Bishop Robert McElroy chats with attendees arriving for a listening session on the issue of clergy sexual abuse Oct. 1, 2018, at Our Mother of Confidence Parish Hall in San Diego. (CNS/David Maung)

Bishop Robert McElroy chats with attendees arriving for a listening session on the issue of clergy sexual abuse Oct. 1, 2018, at Our Mother of Confidence Parish Hall in San Diego. (CNS/David Maung)

"I'm very alarmed about where we're going. I believe we're in a cultural crisis in our body politic," he said. "And it's only going to get worse. It's just a question of how is it going to get worse. Is it going to get worse at a moment of great crisis? Or are we going to go through all these years of this? And even when this is done, when President Trump is gone, are we just going to fall back into the same pattern we've been in?"

This wasn't the behavior of a cardinal wannabe. A career counselor might well have advised him to steer clear of critiquing his brother bishops on the abortion politics stuff and to leave politics alone entirely, especially criticisms of Donald Trump.

He surely would have been advised to steer clear of Aaron Bianco, the gay church worker who was harassed and threatened and finally resigned his parish position. But McElroy did the opposite, publicly supporting Bianco and condemning the violent threats and vandalism Bianco experienced. "The hatred that lies behind them constitutes a dark and vicious corner in the life of our church that every member of the Catholic community must reject," McElroy said.

Inhabitants of that dark and vicious corner are already at it, attempting to smear and diminish McElroy, who, like others appointed cardinals by Francis, goes against type and tends to render the old hierarchical playbook obsolete.

Finding future cardinals elsewhere

A rule of thumb I kept while news editor of Religion News Service from the mid-1980s to mid-1990s and as editor at NCR in the following decades was that members of the hierarchy could get the coverage they wanted and felt they needed whenever they wished from major outlets. The more important and significant religion stories, in my estimation, were most often to be found elsewhere.

The exceptions to the rule, of course, were the Vatican — the seedbed of hierarchical culture — and coverage of the sex abuse crisis. In the latter case, cardinals such as Anthony Bevilacqua, Bernard Law, Justin Rigali, Roger Mahony, Edward Egan and, later, Theodore McCarrick — to mention some of the most notable among the ecclesial rogues' gallery — were often the main characters in our stories. But they weren't sitting for interviews.

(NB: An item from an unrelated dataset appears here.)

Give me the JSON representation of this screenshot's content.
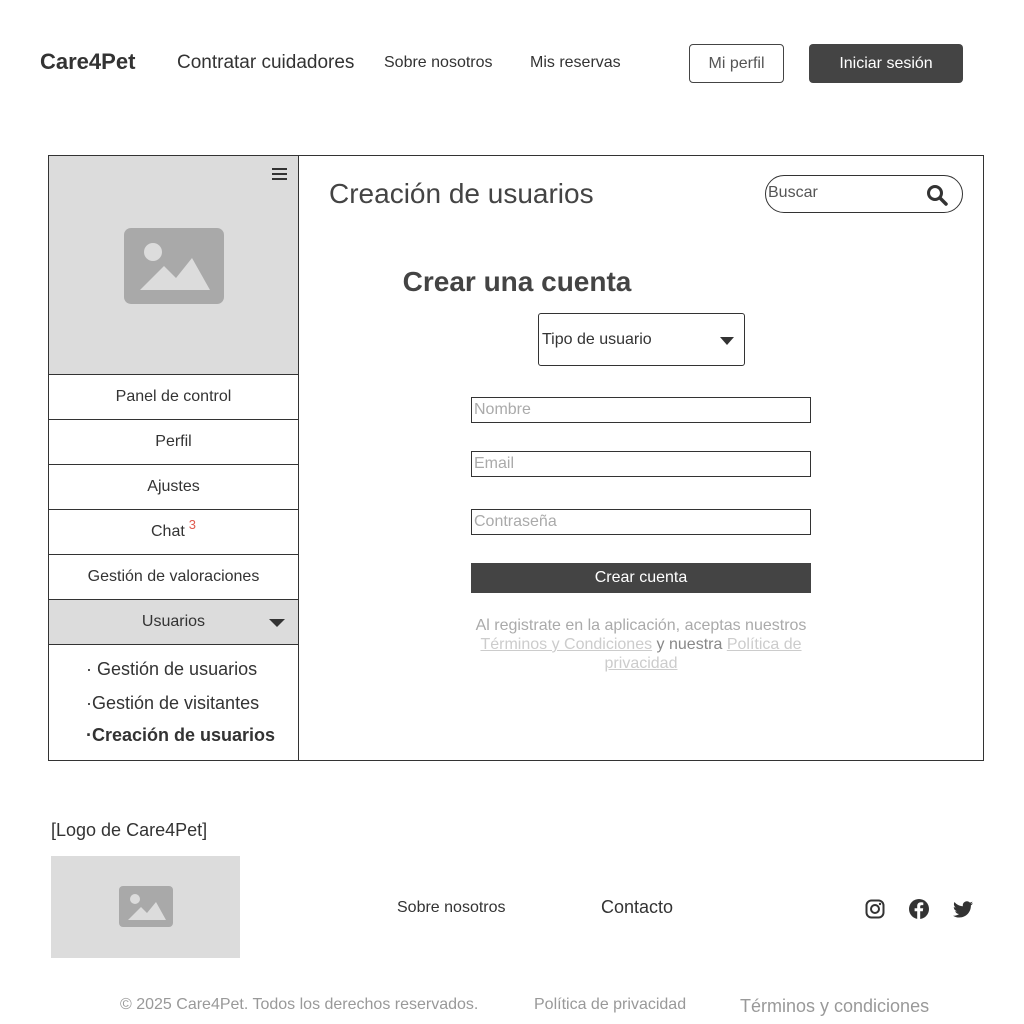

I didn't know along the way that in looking elsewhere I was encountering future cardinals. I just knew that I was meeting courageous churchmen who were quite different from others who grabbed our attention because they reflected a deeply corrupt culture.

I still think the hierarchical culture is profoundly affected by that history of corruption and has not squared up with that truth. But appointments of men who have demonstrated how the culture might regain the trust of those it purportedly serves is a great step in the right direction.

One last thought. Those were some of the courageous and distinctive men I've met in my reporting chores over the years. Should Francis wish access to the list of remarkable, smart, dedicated and holy women — often on the margins of church and society — that I've interviewed over those same decades, I'd be happy to share it.

*Correction: This article originally misidentified the institution from which McElroy earned his doctorate in theology. We apologize for the error.